Eiskunstlauf:Fixstern am Eislaufhimmel

Lesezeit: 3 min

Ihre Kür bei der Eiskunstlauf Weltmeisterschaft bringt der 16-jährigen Alina Zagitova aus Russland die Goldmedaille ein. (Foto: Kenjiro Matsuo/imago)

Alina Sagitowa gewinnt 13 Monate nach ihrem Olympiasieg auch den Titel der Weltmeisterschaft in Japan. Die 16-jährige Russin beweist, dass ihre Goldmedaille keine Kurzzeiterfolg war.

Von Barbara Klimke, Saitama/München

Am Ende vergrub sie den Kopf in ihren schwarzen Spitzenhandschuhen, erschöpft, fassungslos, erleichtert und den Tränen nahe. Dann glitt sie auf die Bande zu und ließ sich in die Arme ihrer beiden Trainer sinken.

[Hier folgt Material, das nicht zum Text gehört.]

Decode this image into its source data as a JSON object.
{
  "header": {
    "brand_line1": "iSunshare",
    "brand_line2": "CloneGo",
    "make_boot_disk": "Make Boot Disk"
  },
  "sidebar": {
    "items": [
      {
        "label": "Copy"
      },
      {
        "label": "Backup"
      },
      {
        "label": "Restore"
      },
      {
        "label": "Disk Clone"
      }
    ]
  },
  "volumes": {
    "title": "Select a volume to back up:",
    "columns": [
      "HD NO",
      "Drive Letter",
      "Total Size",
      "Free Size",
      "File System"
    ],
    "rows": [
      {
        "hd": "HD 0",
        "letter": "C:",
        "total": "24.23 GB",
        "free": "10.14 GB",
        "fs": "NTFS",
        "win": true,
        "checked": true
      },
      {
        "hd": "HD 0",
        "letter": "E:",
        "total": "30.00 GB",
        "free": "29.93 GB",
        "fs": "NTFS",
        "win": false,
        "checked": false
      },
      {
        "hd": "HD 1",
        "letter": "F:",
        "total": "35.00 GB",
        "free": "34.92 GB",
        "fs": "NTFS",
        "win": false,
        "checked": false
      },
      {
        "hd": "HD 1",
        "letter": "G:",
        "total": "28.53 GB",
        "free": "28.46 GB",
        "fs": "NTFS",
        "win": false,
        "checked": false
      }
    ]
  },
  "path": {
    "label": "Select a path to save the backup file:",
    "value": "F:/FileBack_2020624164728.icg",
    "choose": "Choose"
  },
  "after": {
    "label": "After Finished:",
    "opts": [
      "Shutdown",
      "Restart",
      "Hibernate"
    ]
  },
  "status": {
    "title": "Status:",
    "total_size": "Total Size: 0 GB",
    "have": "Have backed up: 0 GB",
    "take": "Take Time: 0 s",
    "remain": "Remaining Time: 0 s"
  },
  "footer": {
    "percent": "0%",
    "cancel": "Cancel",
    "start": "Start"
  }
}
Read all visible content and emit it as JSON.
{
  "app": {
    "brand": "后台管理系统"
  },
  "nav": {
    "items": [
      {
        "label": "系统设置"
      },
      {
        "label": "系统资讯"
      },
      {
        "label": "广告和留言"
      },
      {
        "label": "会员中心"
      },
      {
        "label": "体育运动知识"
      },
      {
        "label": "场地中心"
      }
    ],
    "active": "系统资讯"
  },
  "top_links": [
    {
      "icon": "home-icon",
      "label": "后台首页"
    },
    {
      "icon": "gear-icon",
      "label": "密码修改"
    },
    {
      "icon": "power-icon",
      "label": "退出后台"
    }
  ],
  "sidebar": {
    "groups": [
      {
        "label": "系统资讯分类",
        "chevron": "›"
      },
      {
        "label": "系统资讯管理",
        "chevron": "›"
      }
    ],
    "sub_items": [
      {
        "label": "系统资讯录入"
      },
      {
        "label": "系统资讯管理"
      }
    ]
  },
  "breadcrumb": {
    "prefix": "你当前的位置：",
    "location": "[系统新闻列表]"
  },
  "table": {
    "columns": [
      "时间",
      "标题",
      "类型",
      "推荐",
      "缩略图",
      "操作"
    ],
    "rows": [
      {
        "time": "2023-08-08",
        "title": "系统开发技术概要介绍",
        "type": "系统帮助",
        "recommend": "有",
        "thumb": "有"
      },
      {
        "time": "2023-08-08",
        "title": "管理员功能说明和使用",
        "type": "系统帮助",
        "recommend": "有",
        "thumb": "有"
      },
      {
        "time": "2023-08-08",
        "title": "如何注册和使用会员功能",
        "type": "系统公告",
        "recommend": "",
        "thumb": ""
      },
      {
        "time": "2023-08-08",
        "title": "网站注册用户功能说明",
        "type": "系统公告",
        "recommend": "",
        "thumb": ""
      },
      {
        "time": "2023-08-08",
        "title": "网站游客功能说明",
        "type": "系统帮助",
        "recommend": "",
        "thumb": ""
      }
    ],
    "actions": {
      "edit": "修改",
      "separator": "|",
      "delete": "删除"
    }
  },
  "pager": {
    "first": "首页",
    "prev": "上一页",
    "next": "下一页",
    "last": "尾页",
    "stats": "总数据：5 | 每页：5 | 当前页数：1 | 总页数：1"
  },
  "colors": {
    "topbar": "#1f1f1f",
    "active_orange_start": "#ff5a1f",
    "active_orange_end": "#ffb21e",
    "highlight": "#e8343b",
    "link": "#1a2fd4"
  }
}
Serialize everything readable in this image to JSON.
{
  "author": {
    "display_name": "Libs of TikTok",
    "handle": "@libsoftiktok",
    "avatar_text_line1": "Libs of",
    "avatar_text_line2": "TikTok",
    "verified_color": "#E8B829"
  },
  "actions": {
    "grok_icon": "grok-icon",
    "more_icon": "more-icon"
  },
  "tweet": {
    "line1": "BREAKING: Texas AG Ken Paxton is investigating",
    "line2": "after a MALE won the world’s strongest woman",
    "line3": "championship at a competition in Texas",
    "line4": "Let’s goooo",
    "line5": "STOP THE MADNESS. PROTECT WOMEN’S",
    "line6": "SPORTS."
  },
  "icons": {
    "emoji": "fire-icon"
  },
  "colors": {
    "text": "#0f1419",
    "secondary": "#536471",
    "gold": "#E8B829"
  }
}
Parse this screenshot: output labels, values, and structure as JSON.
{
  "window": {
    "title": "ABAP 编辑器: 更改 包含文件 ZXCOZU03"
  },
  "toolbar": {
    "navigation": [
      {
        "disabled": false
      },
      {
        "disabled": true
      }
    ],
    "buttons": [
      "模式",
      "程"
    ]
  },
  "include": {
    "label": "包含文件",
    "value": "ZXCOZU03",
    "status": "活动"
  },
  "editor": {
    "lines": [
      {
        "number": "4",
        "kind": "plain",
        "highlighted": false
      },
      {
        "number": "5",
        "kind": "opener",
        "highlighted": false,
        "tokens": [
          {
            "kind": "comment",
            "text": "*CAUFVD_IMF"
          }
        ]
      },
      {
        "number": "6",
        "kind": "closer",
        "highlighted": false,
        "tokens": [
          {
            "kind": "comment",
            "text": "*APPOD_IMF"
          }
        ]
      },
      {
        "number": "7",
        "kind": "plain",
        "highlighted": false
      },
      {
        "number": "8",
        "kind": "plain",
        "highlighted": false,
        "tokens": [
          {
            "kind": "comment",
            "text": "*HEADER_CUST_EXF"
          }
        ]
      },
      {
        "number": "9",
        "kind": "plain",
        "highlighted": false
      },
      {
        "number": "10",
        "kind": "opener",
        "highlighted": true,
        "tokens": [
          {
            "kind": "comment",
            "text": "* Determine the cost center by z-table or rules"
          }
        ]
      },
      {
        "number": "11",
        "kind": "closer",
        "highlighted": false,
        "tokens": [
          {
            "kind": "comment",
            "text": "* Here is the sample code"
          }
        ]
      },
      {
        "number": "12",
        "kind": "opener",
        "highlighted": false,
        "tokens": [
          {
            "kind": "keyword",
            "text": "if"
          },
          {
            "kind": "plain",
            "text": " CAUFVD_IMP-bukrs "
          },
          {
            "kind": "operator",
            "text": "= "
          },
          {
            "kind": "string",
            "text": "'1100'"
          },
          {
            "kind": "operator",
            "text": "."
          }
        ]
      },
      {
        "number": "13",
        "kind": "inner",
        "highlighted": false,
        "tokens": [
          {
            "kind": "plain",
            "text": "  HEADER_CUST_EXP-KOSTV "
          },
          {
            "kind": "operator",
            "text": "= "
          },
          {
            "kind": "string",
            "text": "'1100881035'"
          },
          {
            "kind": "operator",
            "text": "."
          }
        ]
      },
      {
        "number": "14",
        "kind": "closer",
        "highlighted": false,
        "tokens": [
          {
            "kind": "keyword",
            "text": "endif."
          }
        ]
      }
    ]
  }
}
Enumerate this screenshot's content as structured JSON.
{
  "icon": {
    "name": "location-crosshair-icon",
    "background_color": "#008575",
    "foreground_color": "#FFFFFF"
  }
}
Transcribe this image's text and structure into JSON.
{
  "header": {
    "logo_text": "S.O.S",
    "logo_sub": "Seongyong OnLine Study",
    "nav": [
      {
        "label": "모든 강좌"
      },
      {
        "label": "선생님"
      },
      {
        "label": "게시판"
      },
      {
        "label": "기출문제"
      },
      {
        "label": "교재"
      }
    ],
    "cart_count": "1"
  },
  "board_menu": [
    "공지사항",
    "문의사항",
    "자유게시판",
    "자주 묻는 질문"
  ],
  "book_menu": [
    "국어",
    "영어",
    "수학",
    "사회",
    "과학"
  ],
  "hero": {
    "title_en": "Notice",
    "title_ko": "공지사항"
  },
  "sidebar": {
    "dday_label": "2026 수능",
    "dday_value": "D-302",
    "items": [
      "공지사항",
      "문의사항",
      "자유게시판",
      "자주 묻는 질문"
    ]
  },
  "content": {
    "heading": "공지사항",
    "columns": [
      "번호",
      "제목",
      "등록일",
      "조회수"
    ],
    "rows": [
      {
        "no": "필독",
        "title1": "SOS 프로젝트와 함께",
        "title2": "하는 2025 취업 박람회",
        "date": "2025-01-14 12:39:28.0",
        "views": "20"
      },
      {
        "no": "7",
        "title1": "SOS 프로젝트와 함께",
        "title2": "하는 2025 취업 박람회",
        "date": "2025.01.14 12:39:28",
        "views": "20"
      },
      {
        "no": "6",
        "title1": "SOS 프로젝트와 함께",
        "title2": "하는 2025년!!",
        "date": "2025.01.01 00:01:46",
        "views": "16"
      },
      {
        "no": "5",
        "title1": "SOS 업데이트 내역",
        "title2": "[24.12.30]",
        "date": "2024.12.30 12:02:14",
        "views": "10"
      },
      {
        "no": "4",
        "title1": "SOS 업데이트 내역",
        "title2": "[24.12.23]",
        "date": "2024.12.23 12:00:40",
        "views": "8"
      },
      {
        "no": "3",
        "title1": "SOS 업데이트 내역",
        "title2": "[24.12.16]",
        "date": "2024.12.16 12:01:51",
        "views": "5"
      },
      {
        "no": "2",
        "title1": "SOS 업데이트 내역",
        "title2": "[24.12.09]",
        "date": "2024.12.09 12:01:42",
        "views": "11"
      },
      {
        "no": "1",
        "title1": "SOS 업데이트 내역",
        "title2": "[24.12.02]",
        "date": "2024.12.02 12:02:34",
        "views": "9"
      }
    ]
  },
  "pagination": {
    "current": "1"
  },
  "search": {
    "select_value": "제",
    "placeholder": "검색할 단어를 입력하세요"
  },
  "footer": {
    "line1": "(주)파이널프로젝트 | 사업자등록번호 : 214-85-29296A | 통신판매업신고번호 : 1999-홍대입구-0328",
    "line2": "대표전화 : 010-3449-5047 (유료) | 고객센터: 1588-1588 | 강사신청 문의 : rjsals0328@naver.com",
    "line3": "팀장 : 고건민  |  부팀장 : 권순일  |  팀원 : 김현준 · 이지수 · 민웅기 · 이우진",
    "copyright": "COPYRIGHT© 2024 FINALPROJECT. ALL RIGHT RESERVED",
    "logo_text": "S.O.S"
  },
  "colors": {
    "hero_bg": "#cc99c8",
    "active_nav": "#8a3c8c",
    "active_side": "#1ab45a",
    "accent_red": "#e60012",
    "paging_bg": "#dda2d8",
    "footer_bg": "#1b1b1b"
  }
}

Man vergisst leicht, dass unter all dem Glitzer, den Pailletten, dem Puder und dem perfekten Lidstrich junge Mädchen stecken, und Alina Sagitowa, die einige Sekunden vorher die "Carmen" tanzte in der Arena von Saitama, ist immer noch erst 16 Jahre alt. Sehr jung für eine Spitzenathletin, aber uralt, wenn man das Leben nicht nach Jahren, sondern nach Erfahrungen zwischen Eislaufhalle und Ballettstange bemisst.

Am Freitag hat sich die Eiskunstlauf-Olympiasiegerin Sagitowa in Japan mit einer fabelhaften, nahezu fehlerfreien Kür zur Opernmusik von Georges Bizet auch zur Weltmeisterin gekürt. Das klingt nach einem ungebrochenen Lebenslauf; aber in den 13 Monaten, die zwischen den beiden Goldmedaillen liegen, ist sie in einer derartigen Achterbahnfahrt durch die Höhen und Tiefen ihres Sports geschlittert, dass es für zwei Karrieren reichen dürfte.

Sagitowa erstaunte früh durch eisernen Willen und Entschlossenheit

In Pyeongchang hatte Sagitowa im Februar 2018 die Favoritin und Trainingskollegin Jewgenija Medwedjewa vom Thron gestoßen, die bis dahin zwei Jahre lang als Maß aller Dinge im Reich des Tülls und Toeloops galt. Sogar die russischen Experten hatte das überrascht. Aber schon damals erstaunte das zarte Persönchen, das sich als Kind beim Training auf spiegelglattem Untergrund Arm- und Beinbrüche zugezogen hatte, durch eisernen Willen, Entschlossenheit und heiligen Ernst: Sie habe "kein Recht gehabt, Fehler zu machen", erklärte Sagitowa in Südkorea dem perplexen Publikum nach ihrem hart erarbeiteten Triumph.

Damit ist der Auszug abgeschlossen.